Incredibly, those two closing set weren’t even the highlight of the day for some Goner-goers. Many were still reeling from on-point afternoon performances by local favorites like Aquarian Blood or Sweet Knives. But the day’s local hero trophy must surely go to A Weirdo From Memphis (AWFM), whose set offered one surprise after another, always topping itself. Starting with the very diggable surprise of AWFM’s live backing band, showcasing the deep ranks of musical talent in the Unapologetic collective, the set accelerated when colleague PreauXX jumped onstage. It all culminated in AWFM’s use of a series of ladders to scale the box car-based stage structure, as he sang and spit rhymes from atop the venue’s giant retro sign, Roller SKATE For Health, towering over the ecstatic crowd.
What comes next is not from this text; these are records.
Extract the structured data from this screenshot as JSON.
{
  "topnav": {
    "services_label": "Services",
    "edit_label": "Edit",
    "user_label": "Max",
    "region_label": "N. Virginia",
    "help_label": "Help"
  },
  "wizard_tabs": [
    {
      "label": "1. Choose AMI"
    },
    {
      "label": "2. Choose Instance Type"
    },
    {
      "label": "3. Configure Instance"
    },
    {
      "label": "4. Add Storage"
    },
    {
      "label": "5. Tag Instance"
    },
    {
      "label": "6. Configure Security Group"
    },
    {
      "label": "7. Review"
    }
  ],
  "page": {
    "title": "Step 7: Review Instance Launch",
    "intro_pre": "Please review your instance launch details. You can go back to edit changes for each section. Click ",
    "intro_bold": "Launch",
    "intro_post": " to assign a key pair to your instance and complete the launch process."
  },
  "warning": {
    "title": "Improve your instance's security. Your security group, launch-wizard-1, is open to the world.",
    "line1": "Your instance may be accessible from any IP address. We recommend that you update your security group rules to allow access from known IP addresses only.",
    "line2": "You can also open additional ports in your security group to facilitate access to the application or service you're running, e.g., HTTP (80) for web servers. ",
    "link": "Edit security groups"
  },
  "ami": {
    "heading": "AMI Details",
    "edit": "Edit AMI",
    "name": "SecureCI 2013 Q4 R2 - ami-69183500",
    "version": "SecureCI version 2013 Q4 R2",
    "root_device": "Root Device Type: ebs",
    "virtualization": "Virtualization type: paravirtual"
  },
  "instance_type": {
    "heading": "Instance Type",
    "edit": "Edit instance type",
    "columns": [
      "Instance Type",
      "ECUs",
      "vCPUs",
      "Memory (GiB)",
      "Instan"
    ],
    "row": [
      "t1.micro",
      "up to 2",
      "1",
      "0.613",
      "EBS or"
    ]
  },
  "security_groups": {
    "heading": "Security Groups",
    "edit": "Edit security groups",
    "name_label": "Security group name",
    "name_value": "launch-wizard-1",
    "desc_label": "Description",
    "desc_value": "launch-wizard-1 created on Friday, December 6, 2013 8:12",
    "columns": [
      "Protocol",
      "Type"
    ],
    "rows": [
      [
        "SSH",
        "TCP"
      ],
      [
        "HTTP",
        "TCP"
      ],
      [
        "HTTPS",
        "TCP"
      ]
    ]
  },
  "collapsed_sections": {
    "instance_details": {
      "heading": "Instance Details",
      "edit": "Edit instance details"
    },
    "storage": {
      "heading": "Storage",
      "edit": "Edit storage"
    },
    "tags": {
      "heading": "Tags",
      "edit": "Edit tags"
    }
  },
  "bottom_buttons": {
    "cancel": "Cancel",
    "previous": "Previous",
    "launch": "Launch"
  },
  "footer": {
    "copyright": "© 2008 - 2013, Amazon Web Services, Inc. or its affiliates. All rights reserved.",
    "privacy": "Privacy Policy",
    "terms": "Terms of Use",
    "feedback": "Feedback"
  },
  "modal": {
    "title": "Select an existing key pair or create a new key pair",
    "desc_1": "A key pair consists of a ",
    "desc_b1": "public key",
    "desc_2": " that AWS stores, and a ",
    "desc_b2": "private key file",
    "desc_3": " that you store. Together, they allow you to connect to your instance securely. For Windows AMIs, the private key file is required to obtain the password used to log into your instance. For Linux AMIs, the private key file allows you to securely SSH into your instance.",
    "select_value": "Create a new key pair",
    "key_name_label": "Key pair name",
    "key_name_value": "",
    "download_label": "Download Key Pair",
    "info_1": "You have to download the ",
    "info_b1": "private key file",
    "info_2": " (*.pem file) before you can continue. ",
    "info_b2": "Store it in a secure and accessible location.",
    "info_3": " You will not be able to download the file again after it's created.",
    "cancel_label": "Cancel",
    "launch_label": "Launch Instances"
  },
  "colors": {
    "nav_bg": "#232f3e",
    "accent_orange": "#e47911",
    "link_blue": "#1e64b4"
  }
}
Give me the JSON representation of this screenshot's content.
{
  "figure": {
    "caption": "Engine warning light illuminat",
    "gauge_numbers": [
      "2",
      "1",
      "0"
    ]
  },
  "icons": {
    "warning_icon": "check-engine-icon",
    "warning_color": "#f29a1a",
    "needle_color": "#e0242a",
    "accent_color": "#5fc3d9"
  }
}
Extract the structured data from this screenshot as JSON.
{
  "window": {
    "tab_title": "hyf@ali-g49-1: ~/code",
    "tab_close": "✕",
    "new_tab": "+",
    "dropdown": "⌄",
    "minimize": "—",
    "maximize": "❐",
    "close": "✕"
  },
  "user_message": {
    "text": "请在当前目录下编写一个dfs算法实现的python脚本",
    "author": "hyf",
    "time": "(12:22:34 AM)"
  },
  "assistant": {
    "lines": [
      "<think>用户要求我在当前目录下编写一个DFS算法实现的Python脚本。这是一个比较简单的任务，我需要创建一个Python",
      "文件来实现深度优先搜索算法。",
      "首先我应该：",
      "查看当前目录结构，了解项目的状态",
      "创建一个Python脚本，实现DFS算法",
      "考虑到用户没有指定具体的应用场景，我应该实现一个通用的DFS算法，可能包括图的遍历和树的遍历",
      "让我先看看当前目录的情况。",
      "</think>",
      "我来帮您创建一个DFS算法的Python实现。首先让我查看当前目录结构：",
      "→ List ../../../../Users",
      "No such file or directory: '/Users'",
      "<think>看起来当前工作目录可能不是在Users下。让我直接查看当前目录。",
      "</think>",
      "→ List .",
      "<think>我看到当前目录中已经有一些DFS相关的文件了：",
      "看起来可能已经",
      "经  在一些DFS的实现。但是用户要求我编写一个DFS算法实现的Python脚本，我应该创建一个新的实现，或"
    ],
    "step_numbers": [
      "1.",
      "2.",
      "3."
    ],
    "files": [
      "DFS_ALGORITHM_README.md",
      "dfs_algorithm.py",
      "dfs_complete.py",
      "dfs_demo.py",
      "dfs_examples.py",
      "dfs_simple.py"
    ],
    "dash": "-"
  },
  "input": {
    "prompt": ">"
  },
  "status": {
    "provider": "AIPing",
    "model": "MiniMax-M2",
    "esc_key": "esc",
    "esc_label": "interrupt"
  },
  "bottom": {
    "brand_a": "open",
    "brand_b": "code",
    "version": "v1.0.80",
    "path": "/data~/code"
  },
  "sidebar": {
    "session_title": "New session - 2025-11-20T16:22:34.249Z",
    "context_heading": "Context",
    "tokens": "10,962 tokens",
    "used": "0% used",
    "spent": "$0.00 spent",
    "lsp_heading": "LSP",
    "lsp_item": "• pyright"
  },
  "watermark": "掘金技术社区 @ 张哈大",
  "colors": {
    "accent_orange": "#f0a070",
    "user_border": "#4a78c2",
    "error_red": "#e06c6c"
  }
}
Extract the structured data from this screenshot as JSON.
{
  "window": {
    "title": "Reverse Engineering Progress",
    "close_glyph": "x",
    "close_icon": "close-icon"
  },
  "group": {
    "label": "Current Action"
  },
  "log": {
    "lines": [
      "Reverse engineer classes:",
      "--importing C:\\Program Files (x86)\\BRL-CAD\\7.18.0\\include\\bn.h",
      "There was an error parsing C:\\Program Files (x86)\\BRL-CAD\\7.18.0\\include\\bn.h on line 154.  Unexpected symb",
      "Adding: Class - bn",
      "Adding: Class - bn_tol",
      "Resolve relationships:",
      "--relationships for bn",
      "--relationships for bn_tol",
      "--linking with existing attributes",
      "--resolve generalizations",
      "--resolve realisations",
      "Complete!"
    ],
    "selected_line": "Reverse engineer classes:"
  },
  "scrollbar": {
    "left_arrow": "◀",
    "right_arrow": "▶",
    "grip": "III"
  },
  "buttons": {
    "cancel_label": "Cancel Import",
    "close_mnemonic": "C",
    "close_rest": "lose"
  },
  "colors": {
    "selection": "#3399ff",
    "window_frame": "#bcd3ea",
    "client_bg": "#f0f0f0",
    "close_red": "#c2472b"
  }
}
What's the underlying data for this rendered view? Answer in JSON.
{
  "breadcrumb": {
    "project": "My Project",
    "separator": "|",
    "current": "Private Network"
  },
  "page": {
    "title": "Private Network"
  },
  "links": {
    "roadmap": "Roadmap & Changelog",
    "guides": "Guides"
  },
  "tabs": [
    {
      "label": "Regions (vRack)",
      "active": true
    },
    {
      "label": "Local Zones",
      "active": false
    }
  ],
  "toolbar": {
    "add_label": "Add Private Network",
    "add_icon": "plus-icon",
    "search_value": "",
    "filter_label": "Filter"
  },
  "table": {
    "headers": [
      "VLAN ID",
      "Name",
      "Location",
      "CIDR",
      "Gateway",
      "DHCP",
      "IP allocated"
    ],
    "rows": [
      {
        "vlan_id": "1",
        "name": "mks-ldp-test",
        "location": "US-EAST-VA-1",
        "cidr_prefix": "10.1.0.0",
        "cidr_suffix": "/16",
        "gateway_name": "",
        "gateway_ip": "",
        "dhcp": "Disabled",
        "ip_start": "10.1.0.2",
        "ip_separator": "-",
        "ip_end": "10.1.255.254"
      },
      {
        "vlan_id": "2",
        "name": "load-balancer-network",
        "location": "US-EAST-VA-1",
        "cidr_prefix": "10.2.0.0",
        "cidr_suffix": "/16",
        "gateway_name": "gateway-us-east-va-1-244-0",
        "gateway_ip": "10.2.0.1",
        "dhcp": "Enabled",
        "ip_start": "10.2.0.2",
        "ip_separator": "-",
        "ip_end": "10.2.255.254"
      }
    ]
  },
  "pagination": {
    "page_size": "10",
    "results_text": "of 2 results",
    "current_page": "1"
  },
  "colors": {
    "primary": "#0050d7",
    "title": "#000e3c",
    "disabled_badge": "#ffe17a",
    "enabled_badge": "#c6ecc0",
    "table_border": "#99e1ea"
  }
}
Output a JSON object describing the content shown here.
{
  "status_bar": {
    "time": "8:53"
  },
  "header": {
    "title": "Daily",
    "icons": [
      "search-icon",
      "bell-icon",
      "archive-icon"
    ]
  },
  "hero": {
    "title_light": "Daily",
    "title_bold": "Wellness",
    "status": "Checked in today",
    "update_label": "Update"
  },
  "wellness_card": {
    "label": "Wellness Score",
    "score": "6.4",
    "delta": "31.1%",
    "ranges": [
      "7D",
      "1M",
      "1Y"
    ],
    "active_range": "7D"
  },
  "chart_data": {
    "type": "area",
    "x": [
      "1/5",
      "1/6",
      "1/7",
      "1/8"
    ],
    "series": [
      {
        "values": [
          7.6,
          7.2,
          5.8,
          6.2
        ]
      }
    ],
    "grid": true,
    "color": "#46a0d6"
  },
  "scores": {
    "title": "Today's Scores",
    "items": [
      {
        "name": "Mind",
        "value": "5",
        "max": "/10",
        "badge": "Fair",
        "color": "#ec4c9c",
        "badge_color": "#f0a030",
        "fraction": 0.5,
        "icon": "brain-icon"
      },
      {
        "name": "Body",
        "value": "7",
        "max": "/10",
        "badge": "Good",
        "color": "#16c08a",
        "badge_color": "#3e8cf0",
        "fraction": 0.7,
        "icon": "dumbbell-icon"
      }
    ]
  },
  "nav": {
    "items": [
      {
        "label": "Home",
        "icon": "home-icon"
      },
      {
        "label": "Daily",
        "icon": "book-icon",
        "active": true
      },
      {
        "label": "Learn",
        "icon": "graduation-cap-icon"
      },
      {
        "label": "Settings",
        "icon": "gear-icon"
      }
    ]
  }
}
After that, Sydney, Australia’s Gee Tee gave the fans a rush of amped-up, old school punk with a tweaked edge, as if the young Clash had found a Casio in the dumpster. Their catchy set caused a dramatic upsurge in Gee Tee T-shirts as the night progressed. Then, seeming to go through the history of alternative music, Austin/Melbourne/New York-based Spray Paint took us into post-punk territory, as their twin guitars seemed to redefine harmony and dissonance, matched by the urgent shouts and wails of the singer. And, throughout the day, an added perk of a Railgarten-based Gonerfest became apparent. Through all the textures of guitar riffs, synths, and impassioned vocals, another sonic element was occasionally woven: the blare of the train horn, and the visceral rumble of heavy steel wheels on the rails. That screeching guitar feedback, those gut-rattling beats, all were coming home to the urban wall of noise from which they were born. Memphis AF, y’all.